Of course, sustainable public finances need to be restored, and it is useful to consider the merits of alternative means of fiscal consolidation. Public expenditure may be cut or its composition twisted in a growth-friendly direction, and efficiency in the provision of public services improved. The tax base may be broadened by measures to raise the employment rate, particularly by prolonging the length of working careers. There is some scope for changing the structure of taxation with a view to encouraging economic growth, notably by reducing the share of taxes that fall directly on corporate profits and wage income.

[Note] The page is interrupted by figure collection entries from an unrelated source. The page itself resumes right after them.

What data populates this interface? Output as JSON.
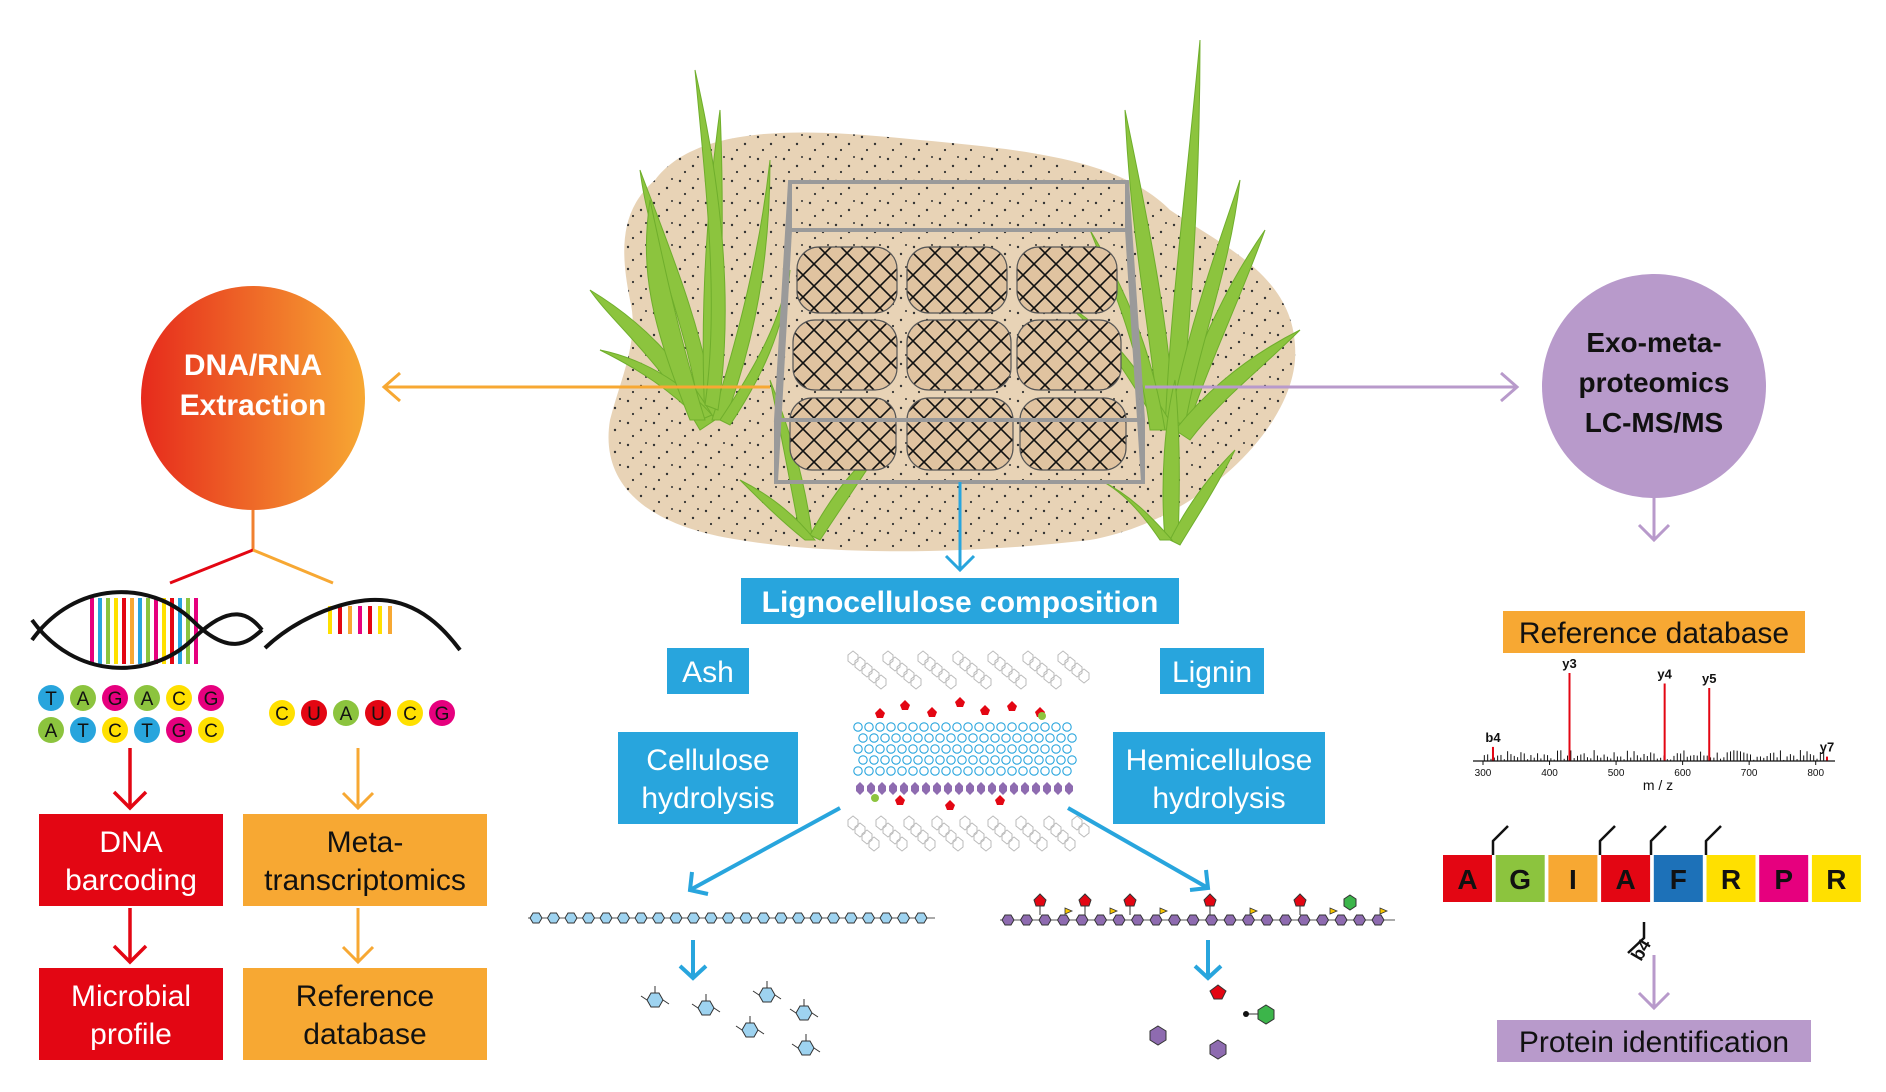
{
  "colors": {
    "red": "#e30613",
    "orange": "#f7a833",
    "blue": "#28a5dd",
    "purple": "#b89acb",
    "sand": "#e8d3b6",
    "grass": "#8cc43e",
    "frame": "#9a9a9a",
    "nuc_A": "#8cc43e",
    "nuc_T": "#28a5dd",
    "nuc_G": "#e6007e",
    "nuc_C": "#ffe000",
    "nuc_U": "#e30613"
  },
  "left": {
    "circle_line1": "DNA/RNA",
    "circle_line2": "Extraction",
    "dna_row1": [
      "T",
      "A",
      "G",
      "A",
      "C",
      "G"
    ],
    "dna_row2": [
      "A",
      "T",
      "C",
      "T",
      "G",
      "C"
    ],
    "rna_row": [
      "C",
      "U",
      "A",
      "U",
      "C",
      "G"
    ],
    "barcoding_line1": "DNA",
    "barcoding_line2": "barcoding",
    "metatrans_line1": "Meta-",
    "metatrans_line2": "transcriptomics",
    "microbial_line1": "Microbial",
    "microbial_line2": "profile",
    "refdb_line1": "Reference",
    "refdb_line2": "database"
  },
  "center": {
    "title": "Lignocellulose composition",
    "ash": "Ash",
    "lignin": "Lignin",
    "cellulose_line1": "Cellulose",
    "cellulose_line2": "hydrolysis",
    "hemi_line1": "Hemicellulose",
    "hemi_line2": "hydrolysis"
  },
  "right": {
    "circle_line1": "Exo-meta-",
    "circle_line2": "proteomics",
    "circle_line3": "LC-MS/MS",
    "refdb": "Reference database",
    "protein_id": "Protein identification",
    "b4_label": "b4",
    "peptide": [
      {
        "aa": "A",
        "color": "#e30613"
      },
      {
        "aa": "G",
        "color": "#8cc43e"
      },
      {
        "aa": "I",
        "color": "#f7a833"
      },
      {
        "aa": "A",
        "color": "#e30613"
      },
      {
        "aa": "F",
        "color": "#1d71b8"
      },
      {
        "aa": "R",
        "color": "#ffe000"
      },
      {
        "aa": "P",
        "color": "#e6007e"
      },
      {
        "aa": "R",
        "color": "#ffe000"
      }
    ]
  },
  "chart_data": {
    "type": "bar",
    "title": "",
    "xlabel": "m / z",
    "ylabel": "",
    "xlim": [
      300,
      820
    ],
    "xticks": [
      "300",
      "400",
      "500",
      "600",
      "700",
      "800"
    ],
    "peaks": [
      {
        "label": "b4",
        "x": 315,
        "y": 0.16
      },
      {
        "label": "y3",
        "x": 430,
        "y": 1.0
      },
      {
        "label": "y4",
        "x": 573,
        "y": 0.88
      },
      {
        "label": "y5",
        "x": 640,
        "y": 0.83
      },
      {
        "label": "y7",
        "x": 817,
        "y": 0.05
      }
    ]
  }
}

The Nordics were in a position to pursue fiscal expansion in the crisis because these countries were – in contrast to the US and almost all other EU countries –running sizeable budget surpluses in the preceding decade. The government debt level of the Nordics is only half of what it is in the OECD on average and they continue to borrow at very favourable terms. Given their track record, there is reason to believe that the Nordics will continue to be countries with relatively sound public finances, retaining the scope for fiscal policy to be used when needed.
Safety in numbers
Most importantly, the Nordic model itself contributes to resilience. The comprehensive safety net, one of the attributes of the Nordic model, has proved to be robust also in times of crisis. The entitlements are not tied to the fate of individual companies or particular markets, and risks are widely shared in the society. While forest plants are shutting down in Finland and car manufacturing is sharply contracting in Sweden, the governments are firmly rejecting requests for support of ailing industries. Still, there are no crowds protesting in the streets, largely because flexible work arrangements, based both on general and company-specific agreements between businesses and labour, alleviate a rise in unemployment. Structural change is enhanced by the employment protection legislation, which is more liberal than in most other EU countries. A well-educated labour force, another of the attributes of the Nordic model, facilitates adjustment by making it easier to upgrade skills through additional training.

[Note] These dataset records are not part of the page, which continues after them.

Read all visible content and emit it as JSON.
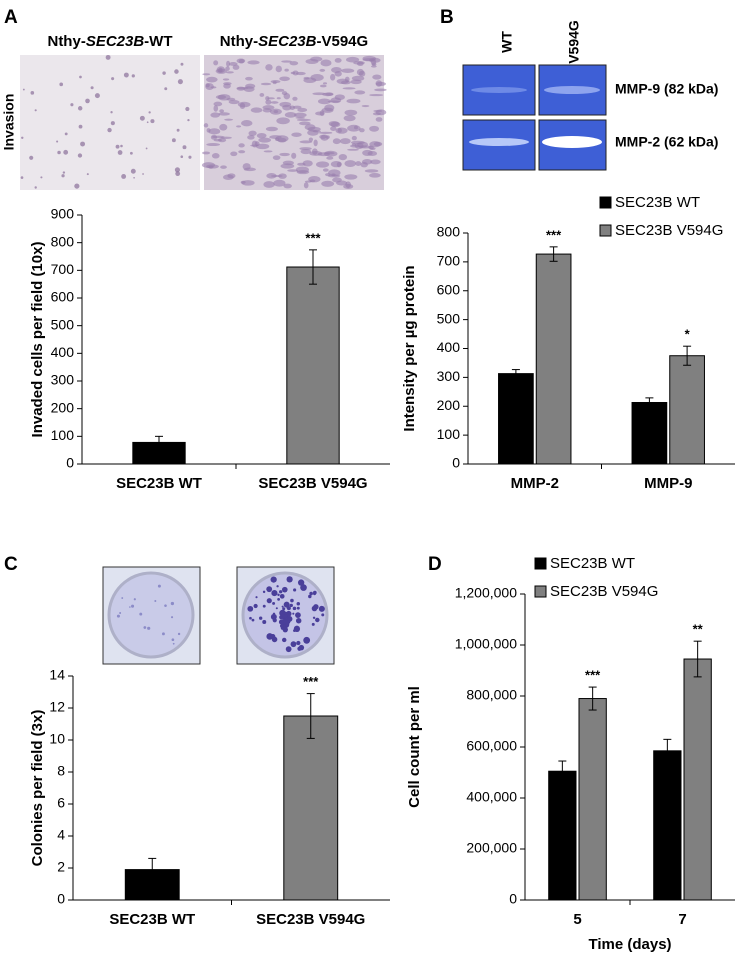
{
  "figure": {
    "panel_labels": [
      "A",
      "B",
      "C",
      "D"
    ],
    "invasion": {
      "row_label": "Invasion",
      "columns": [
        [
          "Nthy-",
          "SEC23B",
          "-WT"
        ],
        [
          "Nthy-",
          "SEC23B",
          "-V594G"
        ]
      ]
    },
    "gel": {
      "lanes": [
        "WT",
        "V594G"
      ],
      "bands": [
        "MMP-9 (82 kDa)",
        "MMP-2 (62 kDa)"
      ]
    }
  },
  "chart_data": [
    {
      "type": "bar",
      "ylabel": "Invaded cells per field (10x)",
      "categories": [
        "SEC23B WT",
        "SEC23B V594G"
      ],
      "values": [
        78,
        712
      ],
      "errors": [
        22,
        62
      ],
      "annotations": [
        null,
        "***"
      ],
      "colors": [
        "#000000",
        "#808080"
      ],
      "ylim": [
        0,
        900
      ],
      "yticks": [
        0,
        100,
        200,
        300,
        400,
        500,
        600,
        700,
        800,
        900
      ]
    },
    {
      "type": "bar",
      "ylabel": "Intensity per µg protein",
      "legend": "upper right",
      "categories": [
        "MMP-2",
        "MMP-9"
      ],
      "series": [
        {
          "name": "SEC23B WT",
          "color": "#000000",
          "values": [
            313,
            213
          ],
          "errors": [
            14,
            16
          ],
          "annotations": [
            null,
            null
          ]
        },
        {
          "name": "SEC23B V594G",
          "color": "#808080",
          "values": [
            727,
            375
          ],
          "errors": [
            25,
            33
          ],
          "annotations": [
            "***",
            "*"
          ]
        }
      ],
      "ylim": [
        0,
        800
      ],
      "yticks": [
        0,
        100,
        200,
        300,
        400,
        500,
        600,
        700,
        800
      ]
    },
    {
      "type": "bar",
      "ylabel": "Colonies per field (3x)",
      "categories": [
        "SEC23B WT",
        "SEC23B V594G"
      ],
      "values": [
        1.9,
        11.5
      ],
      "errors": [
        0.7,
        1.4
      ],
      "annotations": [
        null,
        "***"
      ],
      "colors": [
        "#000000",
        "#808080"
      ],
      "ylim": [
        0,
        14
      ],
      "yticks": [
        0,
        2,
        4,
        6,
        8,
        10,
        12,
        14
      ]
    },
    {
      "type": "bar",
      "ylabel": "Cell count per ml",
      "xlabel": "Time (days)",
      "legend": "upper left",
      "categories": [
        "5",
        "7"
      ],
      "series": [
        {
          "name": "SEC23B WT",
          "color": "#000000",
          "values": [
            505000,
            585000
          ],
          "errors": [
            40000,
            45000
          ],
          "annotations": [
            null,
            null
          ]
        },
        {
          "name": "SEC23B V594G",
          "color": "#808080",
          "values": [
            790000,
            945000
          ],
          "errors": [
            45000,
            70000
          ],
          "annotations": [
            "***",
            "**"
          ]
        }
      ],
      "ylim": [
        0,
        1200000
      ],
      "yticks": [
        0,
        {
          "value": 200000,
          "label": "200,000"
        },
        {
          "value": 400000,
          "label": "400,000"
        },
        {
          "value": 600000,
          "label": "600,000"
        },
        {
          "value": 800000,
          "label": "800,000"
        },
        {
          "value": 1000000,
          "label": "1,000,000"
        },
        {
          "value": 1200000,
          "label": "1,200,000"
        }
      ]
    }
  ]
}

Provided that governments continue to be able to take the decisions needed to safeguard competitiveness and the sustainability of public finances, the Nordic model can be both robust and resilient. The Nordic model with its welfare state, labour market institutions and high rate of investment in human capital, is not the source of the current problems. On the contrary, the Nordic model, properly implemented, can be part of the solution.
Andersen, T, Holmström, B, Honkapohja, S, Korkman, S, Söderström, H T, and Vartiainen, J (2007), ”The Nordic Model – Embracing Globalisation and Sharing Risks,” The Economic Research Institute of the Finnish Economy, Helsinki: ETLA.
Gylfason, T, Holmström, B, Korkman, S, Söderström, H T, and Vihriälä, V (2010), "Nordics in Global Crisis – Vulnerability and Resilience,” Helsinki: ETLA.